Coalition-Building / Mobbing
One-liner: A private grievance becomes a group campaign, and the target is outnumbered before they know there’s a fight.
Also known as / related terms: Mobbing, workplace mobbing, ganging up, group-target bullying, Leymann’s model.
What it is: “Mobbing” was named by Swedish researcher Heinz Leymann, who documented a recurring pattern in the 1980s: systematic hostile communication directed at a single individual by multiple colleagues or superiors acting in concert, rather than one bully acting alone. Leymann’s model describes a four-stage escalation: an unresolved triggering conflict; a stage where a group forms around the target and aggression/stigmatization begins; a stage where management hears the group’s narrative first and mislabels the target as “the problem” (often a performance or personality issue); and a final stage of expulsion, resignation, termination, or extended leave. What distinguishes mobbing from ordinary conflict is the coalition itself: a personal disagreement between two people is recruited into a shared, group-endorsed narrative that becomes self-reinforcing, because each new person who joins in makes the target’s account look more like the outlier position.

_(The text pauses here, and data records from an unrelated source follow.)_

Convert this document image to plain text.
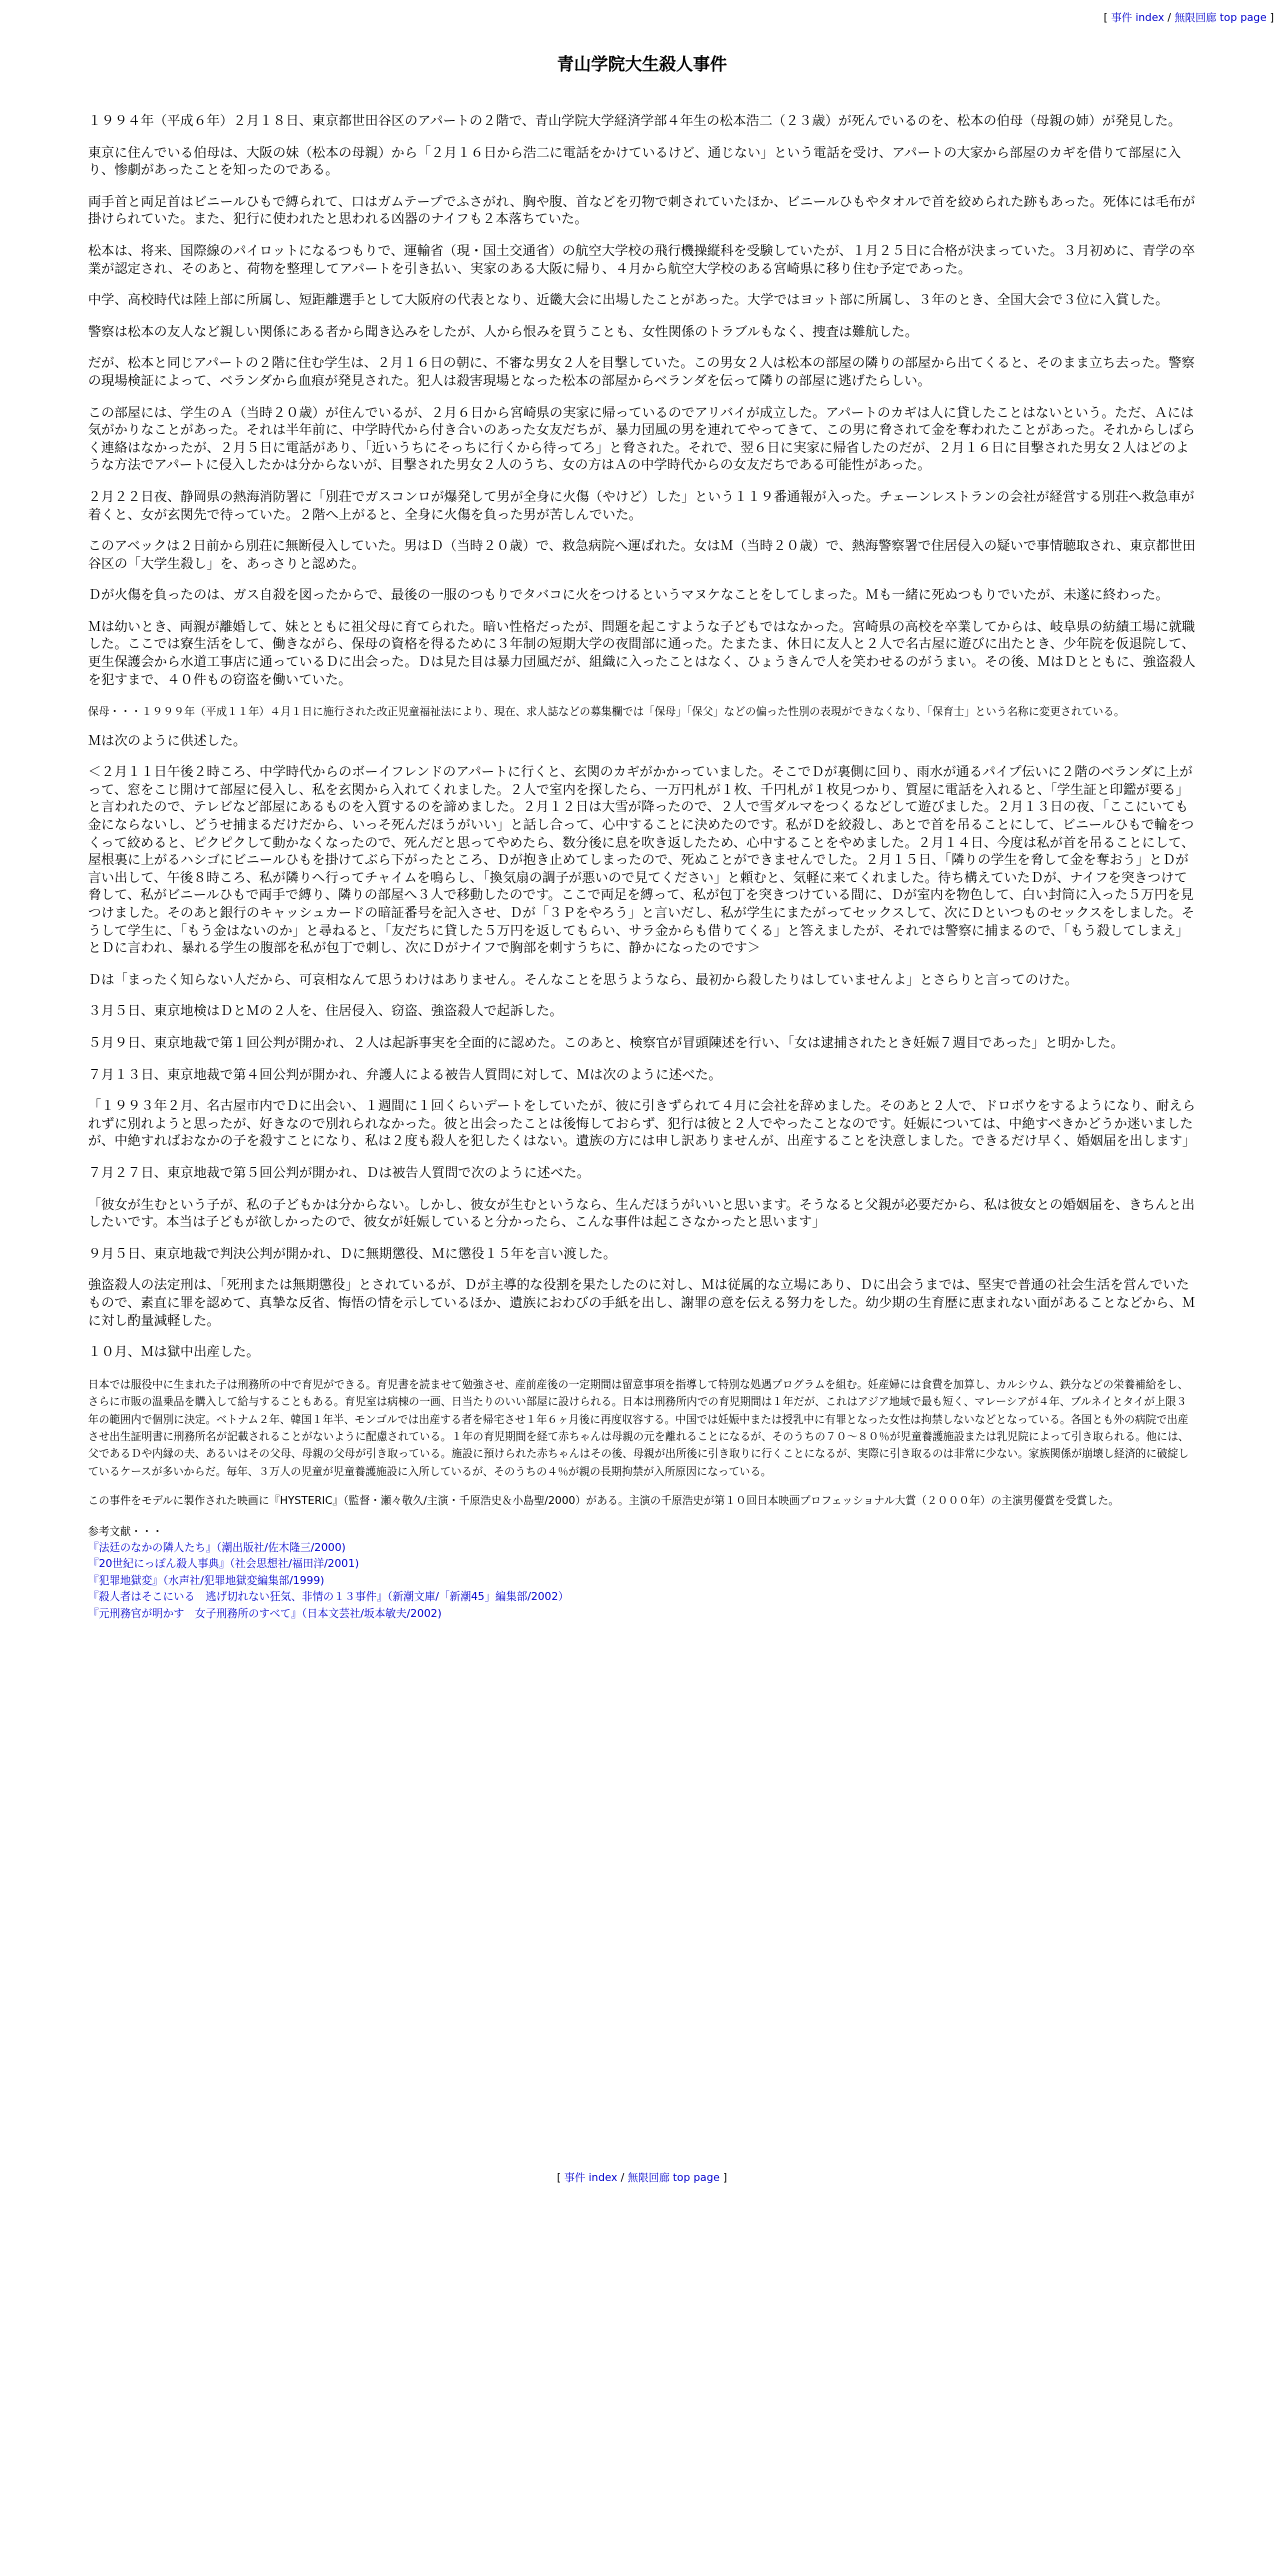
[ 事件 index / 無限回廊 top page ]
青山学院大生殺人事件

１９９４年（平成６年）２月１８日、東京都世田谷区のアパートの２階で、青山学院大学経済学部４年生の松本浩二（２３歳）が死んでいるのを、松本の伯母（母親の姉）が発見した。

東京に住んでいる伯母は、大阪の妹（松本の母親）から「２月１６日から浩二に電話をかけているけど、通じない」という電話を受け、アパートの大家から部屋のカギを借りて部屋に入り、惨劇があったことを知ったのである。

両手首と両足首はビニールひもで縛られて、口はガムテープでふさがれ、胸や腹、首などを刃物で刺されていたほか、ビニールひもやタオルで首を絞められた跡もあった。死体には毛布が掛けられていた。また、犯行に使われたと思われる凶器のナイフも２本落ちていた。

松本は、将来、国際線のパイロットになるつもりで、運輸省（現・国土交通省）の航空大学校の飛行機操縦科を受験していたが、１月２５日に合格が決まっていた。３月初めに、青学の卒業が認定され、そのあと、荷物を整理してアパートを引き払い、実家のある大阪に帰り、４月から航空大学校のある宮崎県に移り住む予定であった。

中学、高校時代は陸上部に所属し、短距離選手として大阪府の代表となり、近畿大会に出場したことがあった。大学ではヨット部に所属し、３年のとき、全国大会で３位に入賞した。

警察は松本の友人など親しい関係にある者から聞き込みをしたが、人から恨みを買うことも、女性関係のトラブルもなく、捜査は難航した。

だが、松本と同じアパートの２階に住む学生は、２月１６日の朝に、不審な男女２人を目撃していた。この男女２人は松本の部屋の隣りの部屋から出てくると、そのまま立ち去った。警察の現場検証によって、ベランダから血痕が発見された。犯人は殺害現場となった松本の部屋からベランダを伝って隣りの部屋に逃げたらしい。

この部屋には、学生のＡ（当時２０歳）が住んでいるが、２月６日から宮崎県の実家に帰っているのでアリバイが成立した。アパートのカギは人に貸したことはないという。ただ、Ａには気がかりなことがあった。それは半年前に、中学時代から付き合いのあった女友だちが、暴力団風の男を連れてやってきて、この男に脅されて金を奪われたことがあった。それからしばらく連絡はなかったが、２月５日に電話があり、「近いうちにそっちに行くから待ってろ」と脅された。それで、翌６日に実家に帰省したのだが、２月１６日に目撃された男女２人はどのような方法でアパートに侵入したかは分からないが、目撃された男女２人のうち、女の方はＡの中学時代からの女友だちである可能性があった。

２月２２日夜、静岡県の熱海消防署に「別荘でガスコンロが爆発して男が全身に火傷（やけど）した」という１１９番通報が入った。チェーンレストランの会社が経営する別荘へ救急車が着くと、女が玄関先で待っていた。２階へ上がると、全身に火傷を負った男が苦しんでいた。

このアベックは２日前から別荘に無断侵入していた。男はＤ（当時２０歳）で、救急病院へ運ばれた。女はＭ（当時２０歳）で、熱海警察署で住居侵入の疑いで事情聴取され、東京都世田谷区の「大学生殺し」を、あっさりと認めた。

Ｄが火傷を負ったのは、ガス自殺を図ったからで、最後の一服のつもりでタバコに火をつけるというマヌケなことをしてしまった。Ｍも一緒に死ぬつもりでいたが、未遂に終わった。

Ｍは幼いとき、両親が離婚して、妹とともに祖父母に育てられた。暗い性格だったが、問題を起こすような子どもではなかった。宮崎県の高校を卒業してからは、岐阜県の紡績工場に就職した。ここでは寮生活をして、働きながら、保母の資格を得るために３年制の短期大学の夜間部に通った。たまたま、休日に友人と２人で名古屋に遊びに出たとき、少年院を仮退院して、更生保護会から水道工事店に通っているＤに出会った。Ｄは見た目は暴力団風だが、組織に入ったことはなく、ひょうきんで人を笑わせるのがうまい。その後、ＭはＤとともに、強盗殺人を犯すまで、４０件もの窃盗を働いていた。

保母・・・１９９９年（平成１１年）４月１日に施行された改正児童福祉法により、現在、求人誌などの募集欄では「保母」「保父」などの偏った性別の表現ができなくなり、「保育士」という名称に変更されている。

Ｍは次のように供述した。

＜２月１１日午後２時ころ、中学時代からのボーイフレンドのアパートに行くと、玄関のカギがかかっていました。そこでＤが裏側に回り、雨水が通るパイプ伝いに２階のベランダに上がって、窓をこじ開けて部屋に侵入し、私を玄関から入れてくれました。２人で室内を探したら、一万円札が１枚、千円札が１枚見つかり、質屋に電話を入れると、「学生証と印鑑が要る」と言われたので、テレビなど部屋にあるものを入質するのを諦めました。２月１２日は大雪が降ったので、２人で雪ダルマをつくるなどして遊びました。２月１３日の夜、「ここにいても金にならないし、どうせ捕まるだけだから、いっそ死んだほうがいい」と話し合って、心中することに決めたのです。私がＤを絞殺し、あとで首を吊ることにして、ビニールひもで輪をつくって絞めると、ピクピクして動かなくなったので、死んだと思ってやめたら、数分後に息を吹き返したため、心中することをやめました。２月１４日、今度は私が首を吊ることにして、屋根裏に上がるハシゴにビニールひもを掛けてぶら下がったところ、Ｄが抱き止めてしまったので、死ぬことができませんでした。２月１５日、「隣りの学生を脅して金を奪おう」とＤが言い出して、午後８時ころ、私が隣りへ行ってチャイムを鳴らし、「換気扇の調子が悪いので見てください」と頼むと、気軽に来てくれました。待ち構えていたＤが、ナイフを突きつけて脅して、私がビニールひもで両手で縛り、隣りの部屋へ３人で移動したのです。ここで両足を縛って、私が包丁を突きつけている間に、Ｄが室内を物色して、白い封筒に入った５万円を見つけました。そのあと銀行のキャッシュカードの暗証番号を記入させ、Ｄが「３Ｐをやろう」と言いだし、私が学生にまたがってセックスして、次にＤといつものセックスをしました。そうして学生に、「もう金はないのか」と尋ねると、「友だちに貸した５万円を返してもらい、サラ金からも借りてくる」と答えましたが、それでは警察に捕まるので、「もう殺してしまえ」とＤに言われ、暴れる学生の腹部を私が包丁で刺し、次にＤがナイフで胸部を刺すうちに、静かになったのです＞

Ｄは「まったく知らない人だから、可哀相なんて思うわけはありません。そんなことを思うようなら、最初から殺したりはしていませんよ」とさらりと言ってのけた。

３月５日、東京地検はＤとＭの２人を、住居侵入、窃盗、強盗殺人で起訴した。

５月９日、東京地裁で第１回公判が開かれ、２人は起訴事実を全面的に認めた。このあと、検察官が冒頭陳述を行い、「女は逮捕されたとき妊娠７週目であった」と明かした。

７月１３日、東京地裁で第４回公判が開かれ、弁護人による被告人質問に対して、Ｍは次のように述べた。

「１９９３年２月、名古屋市内でＤに出会い、１週間に１回くらいデートをしていたが、彼に引きずられて４月に会社を辞めました。そのあと２人で、ドロボウをするようになり、耐えられずに別れようと思ったが、好きなので別れられなかった。彼と出会ったことは後悔しておらず、犯行は彼と２人でやったことなのです。妊娠については、中絶すべきかどうか迷いましたが、中絶すればおなかの子を殺すことになり、私は２度も殺人を犯したくはない。遺族の方には申し訳ありませんが、出産することを決意しました。できるだけ早く、婚姻届を出します」

７月２７日、東京地裁で第５回公判が開かれ、Ｄは被告人質問で次のように述べた。

「彼女が生むという子が、私の子どもかは分からない。しかし、彼女が生むというなら、生んだほうがいいと思います。そうなると父親が必要だから、私は彼女との婚姻届を、きちんと出したいです。本当は子どもが欲しかったので、彼女が妊娠していると分かったら、こんな事件は起こさなかったと思います」

９月５日、東京地裁で判決公判が開かれ、Ｄに無期懲役、Ｍに懲役１５年を言い渡した。

強盗殺人の法定刑は、「死刑または無期懲役」とされているが、Ｄが主導的な役割を果たしたのに対し、Ｍは従属的な立場にあり、Ｄに出会うまでは、堅実で普通の社会生活を営んでいたもので、素直に罪を認めて、真摯な反省、悔悟の情を示しているほか、遺族におわびの手紙を出し、謝罪の意を伝える努力をした。幼少期の生育歴に恵まれない面があることなどから、Ｍに対し酌量減軽した。

１０月、Ｍは獄中出産した。

日本では服役中に生まれた子は刑務所の中で育児ができる。育児書を読ませて勉強させ、産前産後の一定期間は留意事項を指導して特別な処遇プログラムを組む。妊産婦には食費を加算し、カルシウム、鉄分などの栄養補給をし、さらに市販の温乗品を購入して給与することもある。育児室は病棟の一画、日当たりのいい部屋に設けられる。日本は刑務所内での育児期間は１年だが、これはアジア地域で最も短く、マレーシアが４年、ブルネイとタイが上限３年の範囲内で個別に決定。ベトナム２年、韓国１年半、モンゴルでは出産する者を帰宅させ１年６ヶ月後に再度収容する。中国では妊娠中または授乳中に有罪となった女性は拘禁しないなどとなっている。各国とも外の病院で出産させ出生証明書に刑務所名が記載されることがないように配慮されている。１年の育児期間を経て赤ちゃんは母親の元を離れることになるが、そのうちの７０～８０％が児童養護施設または乳児院によって引き取られる。他には、父であるＤや内縁の夫、あるいはその父母、母親の父母が引き取っている。施設に預けられた赤ちゃんはその後、母親が出所後に引き取りに行くことになるが、実際に引き取るのは非常に少ない。家族関係が崩壊し経済的に破綻しているケースが多いからだ。毎年、３万人の児童が児童養護施設に入所しているが、そのうちの４％が親の長期拘禁が入所原因になっている。

この事件をモデルに製作された映画に『HYSTERIC』（監督・瀬々敬久/主演・千原浩史＆小島聖/2000）がある。主演の千原浩史が第１０回日本映画プロフェッショナル大賞（２０００年）の主演男優賞を受賞した。

参考文献・・・
『法廷のなかの隣人たち』（潮出版社/佐木隆三/2000)
『20世紀にっぽん殺人事典』（社会思想社/福田洋/2001)
『犯罪地獄変』（水声社/犯罪地獄変編集部/1999)
『殺人者はそこにいる　逃げ切れない狂気、非情の１３事件』（新潮文庫/「新潮45」編集部/2002）
『元刑務官が明かす　女子刑務所のすべて』（日本文芸社/坂本敏夫/2002)
[ 事件 index / 無限回廊 top page ]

What it looks like (workplace): After one interpersonal disagreement with a peer, the target notices that several colleagues who were previously friendly begin excluding them from informal conversations, meetings get scheduled without them, and their manager starts referencing “concerns the team has raised”, plural, unspecified, about the target’s attitude. No one individual behavior is dramatic; the pattern is the coalition, not any single incident.
Why they do it: Group participation diffuses individual responsibility and legitimizes the original instigator’s narrative, “it’s not just me who thinks this”, while making the target’s isolation feel like independent confirmation rather than an orchestrated pattern.
How to protect yourself:
- Identify and preserve the earliest, single triggering incident and your own account of it in writing, Leymann’s model shows the origin conflict is often forgotten by the time the coalition has formed, and having it dated and factual matters later.
- Seek one or two individual, private conversations with people who joined the exclusion, coalitions often include people who don’t fully know the original story and may reconsider once spoken to directly.
- Escalate to HR or leadership using specific, dated, factual incidents rather than “the team doesn’t like me”, mobbing narratives thrive on vagueness, and vagueness is what you want to deny it.
- Recognize the expulsion stage as a real risk, not paranoia, if the pattern matches Leymann’s later stages (management repeating the group’s framing, formal performance scrutiny appearing without prior history), treat it as a serious organizational-exit risk and seek documentation, union, HR, or legal guidance proactively rather than waiting it out.
Cross-links: Triangulation; Emotional Trap Setting; Kiss-Up, Kick-Down.
Sources:
- PubMed, Leymann, H. (1990). “Mobbing and Psychological Terror at Workplaces.” Violence and Victims, 5, 119–126., the foundational peer-reviewed paper originating the mobbing construct.
- AllVoices: “What Is Mobbing? Workplace Mobbing Signs & How to Stop It”, accessible synthesis of Leymann’s four-stage model.
- Workplace Bullying Institute: “Bully Types & Tactics”, practitioner-level companion material on group and coalition bullying dynamics.
Label note: Established research concept, “mobbing” is Leymann’s specific, named, peer-reviewed term, not a descriptive coining. “Coalition-Building” is used here as an accessible parallel label for the same phenomenon.